One of the areas that interests me in particular is the point at which the acknowledged impossible blurs or shades into the only way to approach possible reality. Bloch can only cope with the political and social side of this, but the side that Jeff Kripal, Michael Pollan, and a host of others have been dealing with in recent decades is of equal interest. If narwhal horns were considered material proof of unicorns in past centuries (which leaves the origins and functions of the remainder of unicorn lore unexplained) and dinosaur fossils in time-weathered rock gave rise to tales of monsters of all sorts (which leaves the gory details of those tales likewise unaccounted for, beyond the love of humans for the pleasurable shudder of considering dreadful topics), are hallucinations likewise an adequate debunking explanation for all sorts of stories that lay claim to truth, or do our “explanations” exclude by arbitrary definition all sorts of so-called paranormal phenomena that seem—sometimes—to have some amount of cognitive value? (We might consider the unpleasant fact that even our most self-assured perceptions have only “some amount of cognitive value”—the difference being that we very rarely misinterpret sets of perceptions that we describe as, for example, “the glass broke because I knocked it off the counter,” even though every once in a while the glass fell to the floor for some other mundane reason that we didn’t notice.) Should the paranormal be redefined, not without deliberate jokery, as “the new normal,” or the normal that most of humankind has acknowledged all along, even if it was always interpreted wrongly? Should we be redrawing the boundaries of human existence differently, even though the prospect creates deep discomfort in skeptics and believers and genuinely puzzled inquirers alike?
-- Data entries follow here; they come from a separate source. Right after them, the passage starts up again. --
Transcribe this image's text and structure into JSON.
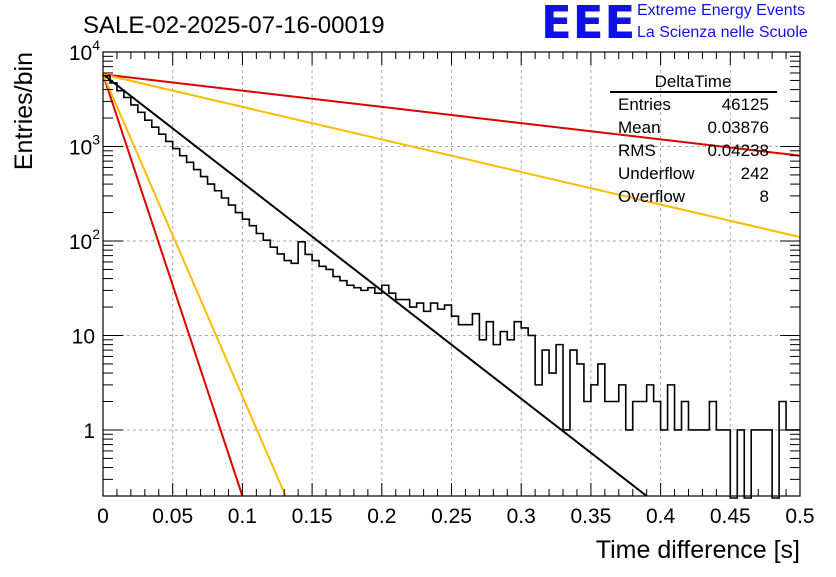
{
  "logo": {
    "letters": "EEE",
    "line1": "Extreme Energy Events",
    "line2": "La Scienza nelle Scuole",
    "color": "#1111e6"
  },
  "stats": {
    "title": "DeltaTime",
    "rows": [
      {
        "label": "Entries",
        "value": "46125"
      },
      {
        "label": "Mean",
        "value": "0.03876"
      },
      {
        "label": "RMS",
        "value": "0.04238"
      },
      {
        "label": "Underflow",
        "value": "242"
      },
      {
        "label": "Overflow",
        "value": "8"
      }
    ]
  },
  "chart_data": {
    "type": "line",
    "title": "SALE-02-2025-07-16-00019",
    "xlabel": "Time difference [s]",
    "ylabel": "Entries/bin",
    "xlim": [
      0,
      0.5
    ],
    "ylim": [
      0.2,
      10000
    ],
    "y_scale": "log",
    "grid": true,
    "x_ticks": [
      "0",
      "0.05",
      "0.1",
      "0.15",
      "0.2",
      "0.25",
      "0.3",
      "0.35",
      "0.4",
      "0.45",
      "0.5"
    ],
    "y_ticks": [
      {
        "value": 1,
        "label": "1"
      },
      {
        "value": 10,
        "label": "10"
      },
      {
        "value": 100,
        "label": "10",
        "exp": "2"
      },
      {
        "value": 1000,
        "label": "10",
        "exp": "3"
      },
      {
        "value": 10000,
        "label": "10",
        "exp": "4"
      }
    ],
    "histogram": {
      "name": "DeltaTime",
      "color": "#000000",
      "bin_width": 0.005,
      "values": [
        5600,
        4700,
        3900,
        3300,
        2750,
        2300,
        1900,
        1600,
        1350,
        1130,
        950,
        800,
        680,
        570,
        480,
        400,
        340,
        285,
        240,
        200,
        170,
        145,
        120,
        102,
        86,
        73,
        62,
        58,
        98,
        72,
        62,
        54,
        50,
        42,
        38,
        34,
        32,
        30,
        32,
        28,
        34,
        28,
        24,
        24,
        20,
        22,
        18,
        22,
        19,
        21,
        16,
        13,
        13,
        17,
        9,
        14,
        8,
        11,
        9,
        14,
        12,
        10,
        3,
        7,
        4,
        8,
        1,
        7,
        5,
        2,
        3,
        5,
        2,
        2,
        3,
        1,
        2,
        2,
        3,
        2,
        1,
        3,
        1,
        2,
        1,
        1,
        1,
        2,
        1,
        1,
        0,
        1,
        0,
        1,
        1,
        1,
        0,
        2,
        1,
        1
      ]
    },
    "fits": [
      {
        "color": "#000000",
        "y0": 5800,
        "y_end": 0.2,
        "x_end": 0.39
      },
      {
        "color": "#dd0000",
        "y0": 5800,
        "y_end": 800,
        "x_end": 0.5
      },
      {
        "color": "#ffbb00",
        "y0": 5800,
        "y_end": 110,
        "x_end": 0.5
      },
      {
        "color": "#dd0000",
        "y0": 5800,
        "y_end": 0.2,
        "x_end": 0.1
      },
      {
        "color": "#ffbb00",
        "y0": 5800,
        "y_end": 0.2,
        "x_end": 0.131
      }
    ]
  }
}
But like I say, that’s one of those awful topics I’ll probably never get around to unpacking properly, or even evaluating how other people have been unpacking it. As my friends can testify, I tend to leave lots of stuff firmly packed.
A less consequential subtopic I’d like to explore but probably won’t is almost the opposite, why there are so many Facebook groups that can simply post images under the topic “Bizarre, Peculiar, Odd, and Strange,” or “Weird and Wonderful,” or “Spooky, Weird, and Cool,” and sure enough, despite some missteps and stupid mistakes of aesthetic taste, most of the images evoke a small shudder or surge of delight or charge of emotional energy of some more difficult description, in spite of their lack of anything resembling an accompanying story. I suspect it has something to do with the same triggering mechanisms that allow many people to respond with a surge of positive emotion when they see particularly adorable pictures of cats online, even when in real life they regard cats as destructive predators causing the extinction of endangered species.
Campbell has some, but only some, useful things to say about this in the early pages of The Masks of God: Primitive Mythology, in which just the outdated wording of the title serves as a warning of problems to come.